Jerusalem writer Jez Butterworth joins battle with the Asteroids
Nick Clark
Nick Clark is the arts correspondent of The Independent. He joined the newspaper in June 2007, initially reporting on the stock markets. He has covered beats including the City, and technology, media and telecoms and made the switch to arts in December 2011. He has also contributed articles to the sports section.
Friday 16 November 2012
Writing one of the most acclaimed new plays of recent times and receiving huge praise for its follow up, Jez Butterworth has the pick of projects on both sides of the Atlantic.
Yet, the writer of Jerusalem has surprised many with his latest project: an adaptation of Asteroids, the classic arcade game, into a big screen Hollywood blockbuster.
Butterworth is the third writer to sign up for the nostalgic project which has failed to get beyond the earliest development phase in the past three years.
Asteroids was one of the most popular arcade games of its time. Atari released the game in 1979, a year after Space Invaders, at a time that would later be known as “the golden age of video arcade games”.
The shoot-‘em-up is gaming at its most basic. Players control a spaceship, represented by a triangle, defending earth from an asteroid shower and the occasional flying saucer. It went on to become Atari’s most successful coin-operated game.
Despite the lack of storyline Asteroids prompted a four-way battle for the rights in 2009, which was eventually won by Universal. The company has experience of adapting seemingly unfilmable games, after it brought Battleship to the big screen this year, although it met with a raspberry from audiences and critics.
Blockbuster specialist producer Lorenzo di Bonaventura, who also produced GI Joe, as well as the Transformers and Matrix franchises, is backing the film. In 2009 he said the creative team had “crafted a really strong, deep mythology for this thing”.

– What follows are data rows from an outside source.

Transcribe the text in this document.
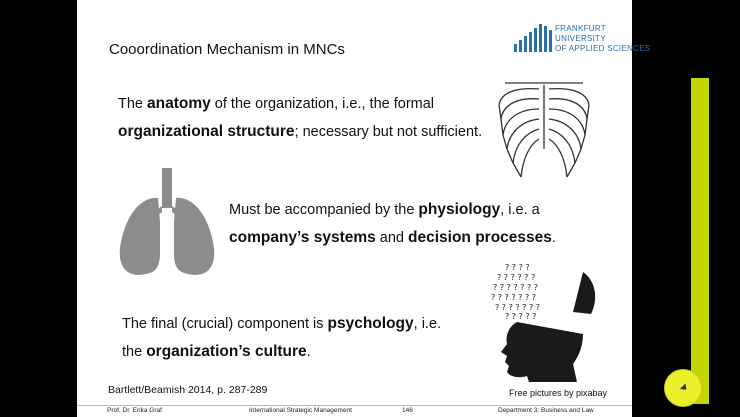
Cooordination Mechanism in MNCs
FRANKFURT
UNIVERSITY
OF APPLIED SCIENCES
The anatomy of the organization, i.e., the formal
organizational structure; necessary but not sufficient.
Must be accompanied by the physiology, i.e. a
company’s systems and decision processes.
? ? ? ?
? ? ? ? ? ?
? ? ? ? ? ? ?
? ? ? ? ? ? ?
? ? ? ? ? ? ?
? ? ? ? ?
The final (crucial) component is psychology, i.e.
the organization’s culture.
Bartlett/Beamish 2014, p. 287-289	Free pictures by pixabay
Prof. Dr. Erika Graf	International Strategic Management	146	Department 3: Business and Law
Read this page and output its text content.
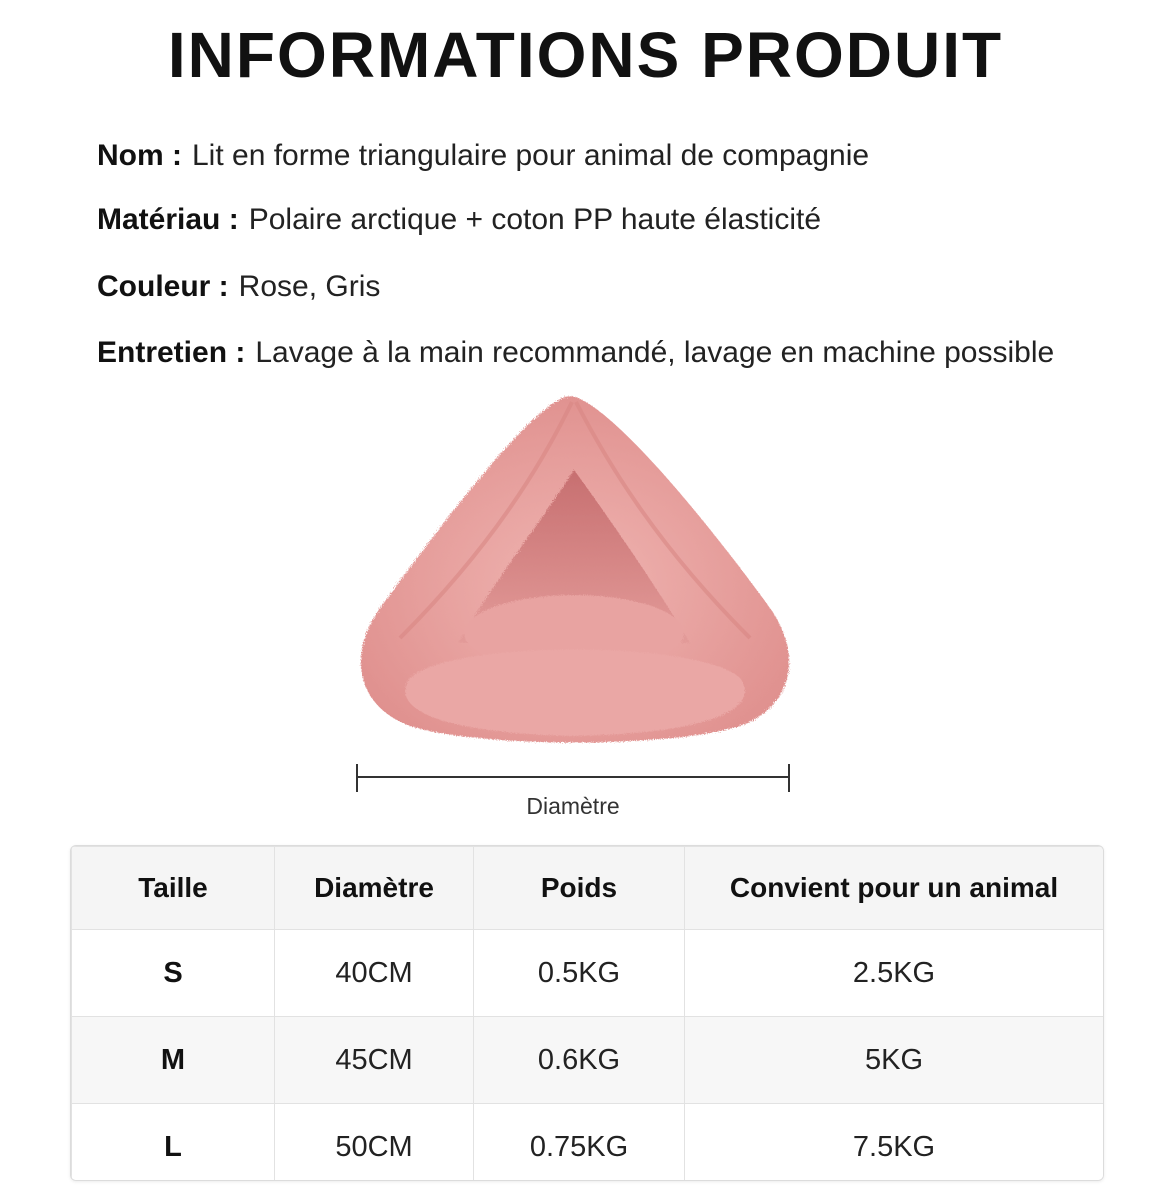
INFORMATIONS PRODUIT
Nom : Lit en forme triangulaire pour animal de compagnie
Matériau : Polaire arctique + coton PP haute élasticité
Couleur : Rose, Gris
Entretien : Lavage à la main recommandé, lavage en machine possible
Diamètre
Taille	Diamètre	Poids	Convient pour un animal
S	40CM	0.5KG	2.5KG
M	45CM	0.6KG	5KG
L	50CM	0.75KG	7.5KG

He initially called in Matthew Lopez, who wrote The Sorcerer’s Apprentice, to provide a script. He was followed by Evan Spiliotopoulos, who wrote a series of scripts for Disney and is working on the sequel to action film Wanted. It is unclear if Butterworth is starting from scratch or working off existing material.
While perhaps best known for Jerusalem, his fourth play for the Royal Court Theatre, which won Mark Rylance best actor Bafta and Tony Award, Butterworth has also written for the big screen.

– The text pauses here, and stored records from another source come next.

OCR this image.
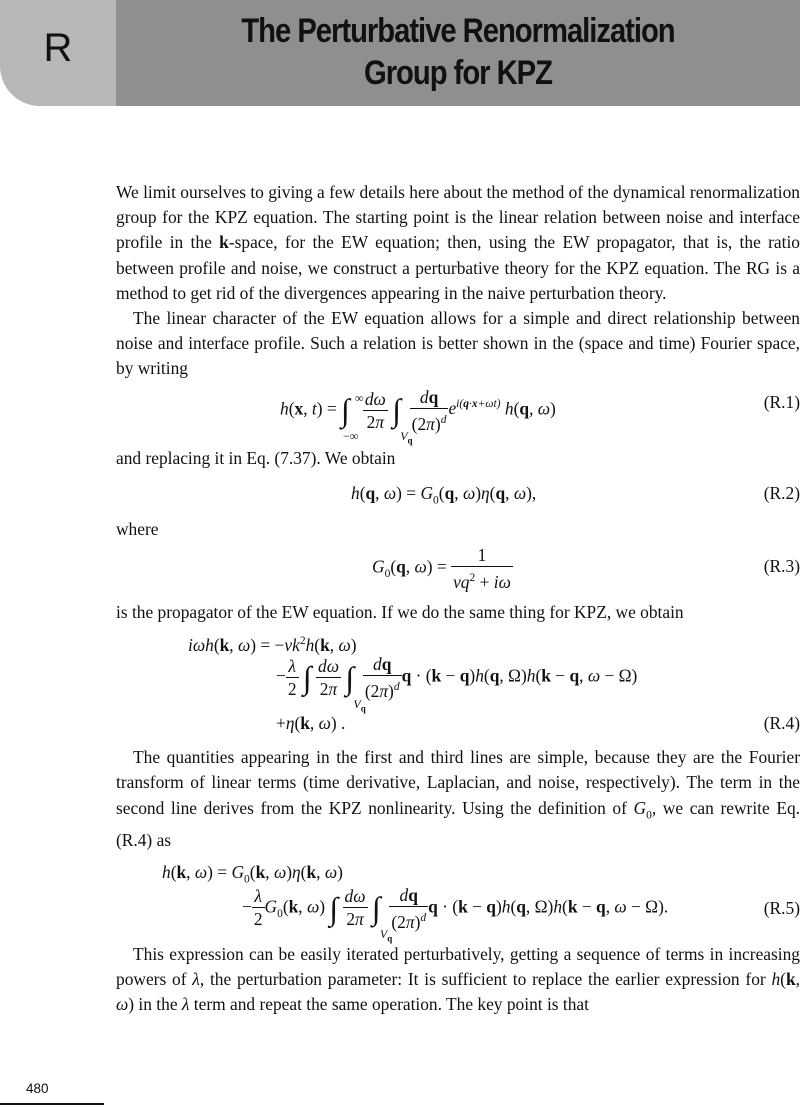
R	The Perturbative Renormalization
Group for KPZ

We limit ourselves to giving a few details here about the method of the dynamical renormalization group for the KPZ equation. The starting point is the linear relation between noise and interface profile in the k-space, for the EW equation; then, using the EW propagator, that is, the ratio between profile and noise, we construct a perturbative theory for the KPZ equation. The RG is a method to get rid of the divergences appearing in the naive perturbation theory.

The linear character of the EW equation allows for a simple and direct relationship between noise and interface profile. Such a relation is better shown in the (space and time) Fourier space, by writing

h(x, t) = ∫ ∞
−∞

$\frac{d\omega}{2\pi}$ ∫
$V_q$

$\frac{dq}{(2\pi)^d} e^{i(q\cdot x+\omega t)}$ h(q, ω)	(R.1)

and replacing it in Eq. (7.37). We obtain

h(q, $\omega) = G_0(q$, ω)η(q, ω),	(R.2)

where

$G_0(q$, $\omega) = \frac{1}{\nu q^2 + i\omega}$	(R.3)

is the propagator of the EW equation. If we do the same thing for KPZ, we obtain

iωh(k, $\omega) = -\nu k^2h(k$, ω)
− $\frac{\lambda}{2}$ ∫ $\frac{d\omega}{2\pi}$ ∫
$V_q$

$\frac{dq}{(2\pi)^d}$ q · (k − q)h(q, Ω)h(k − q, ω − Ω)
+η(k, ω) .	(R.4)

The quantities appearing in the first and third lines are simple, because they are the Fourier transform of linear terms (time derivative, Laplacian, and noise, respectively). The term in the second line derives from the KPZ nonlinearity. Using the definition of $G_0$, we can rewrite Eq. (R.4) as

h(k, $\omega) = G_0(k$, ω)η(k, ω)
− $\frac{\lambda}{2} G_0(k$, ω) ∫ $\frac{d\omega}{2\pi}$ ∫
$V_q$

$\frac{dq}{(2\pi)^d}$ q · (k − q)h(q, Ω)h(k − q, ω − Ω).	(R.5)

This expression can be easily iterated perturbatively, getting a sequence of terms in increasing powers of λ, the perturbation parameter: It is sufficient to replace the earlier expression for h(k, ω) in the λ term and repeat the same operation. The key point is that

480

His work includes the 2001 film Birthday Girl, starring Nicole Kidman, which he also directed, as well as the screenplays for The Last Legion and Fair Game with Sean Penn and Naomi Watts.

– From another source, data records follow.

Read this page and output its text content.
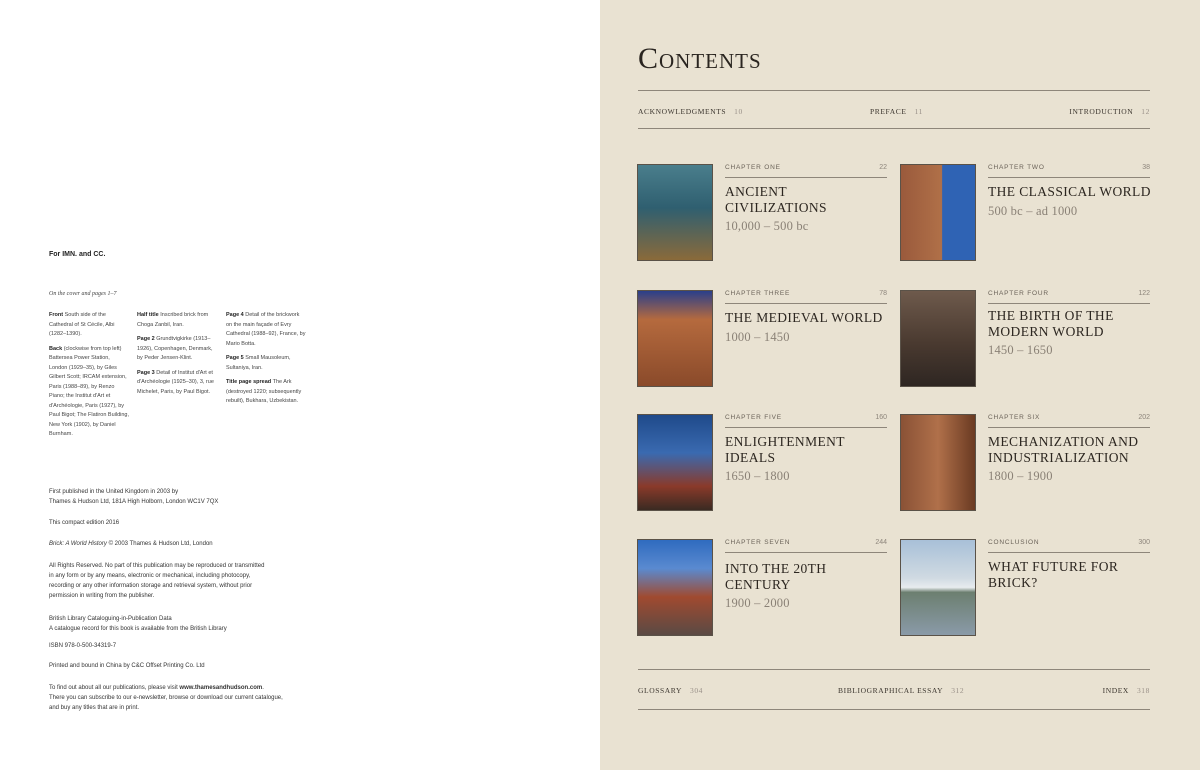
For IMN. and CC.
On the cover and pages 1–7

Front South side of the Cathedral of St Cécile, Albi (1282–1390).

Back (clockwise from top left) Battersea Power Station, London (1929–35), by Giles Gilbert Scott; IRCAM extension, Paris (1988–89), by Renzo Piano; the Institut d'Art et d'Archéologie, Paris (1927), by Paul Bigot; The Flatiron Building, New York (1902), by Daniel Burnham.

Half title Inscribed brick from Choga Zanbil, Iran.

Page 2 Grundtvigkirke (1913–1926), Copenhagen, Denmark, by Peder Jensen-Klint.

Page 3 Detail of Institut d'Art et d'Archéologie (1925–30), 3, rue Michelet, Paris, by Paul Bigot.

Page 4 Detail of the brickwork on the main façade of Evry Cathedral (1988–92), France, by Mario Botta.

Page 5 Small Mausoleum, Sultaniya, Iran.

Title page spread The Ark (destroyed 1220; subsequently rebuilt), Bukhara, Uzbekistan.

First published in the United Kingdom in 2003 by

Thames & Hudson Ltd, 181A High Holborn, London WC1V 7QX

This compact edition 2016

Brick: A World History © 2003 Thames & Hudson Ltd, London

All Rights Reserved. No part of this publication may be reproduced or transmitted

in any form or by any means, electronic or mechanical, including photocopy,

recording or any other information storage and retrieval system, without prior

permission in writing from the publisher.

British Library Cataloguing-in-Publication Data

A catalogue record for this book is available from the British Library

ISBN 978-0-500-34319-7

Printed and bound in China by C&C Offset Printing Co. Ltd

To find out about all our publications, please visit www.thamesandhudson.com.

There you can subscribe to our e-newsletter, browse or download our current catalogue,

and buy any titles that are in print.

Contents
ACKNOWLEDGMENTS 10	PREFACE 11	INTRODUCTION 12
CHAPTER ONE	22
ANCIENT CIVILIZATIONS
10,000 – 500 bc
CHAPTER TWO	38
THE CLASSICAL WORLD
500 bc – ad 1000
CHAPTER THREE	78
THE MEDIEVAL WORLD
1000 – 1450
CHAPTER FOUR	122
THE BIRTH OF THE MODERN WORLD
1450 – 1650
CHAPTER FIVE	160
ENLIGHTENMENT IDEALS
1650 – 1800
CHAPTER SIX	202
MECHANIZATION AND INDUSTRIALIZATION
1800 – 1900
CHAPTER SEVEN	244
INTO THE 20TH CENTURY
1900 – 2000
CONCLUSION	300
WHAT FUTURE FOR BRICK?
GLOSSARY 304	BIBLIOGRAPHICAL ESSAY 312	INDEX 318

Butterworth is also attached to the planned biopic of soul singer James Brown, which is set to be produced by Rolling Stones lead singer Mick Jagger.
Video game adaptations are notoriously fraught with danger, with few finding critical favour and only a handful proving lucrative. Among the biggest hits were Lara Croft: Tomb Raider, starring Angelina Jolie, and Prince of Persia: The Sands of Time.
Less well regarded were films including Super Mario Bros., Street Fighter, starring Jean Claude Van Damme and Kylie Minogue, and Hitman.
Yet studios remain undaunted with adaptations including Devil May Cry and Gears of War in pre-production. Yet, some serious acting talent is attached to some of the projects.
Assassins’ Creed will see Michael Fassbender don the cowl in the live action version. Tom Hardy has just signed up to play special agent Sam Fisher in the big screen adaptation of Tom Clancy’s Splinter Cell, according to Variety.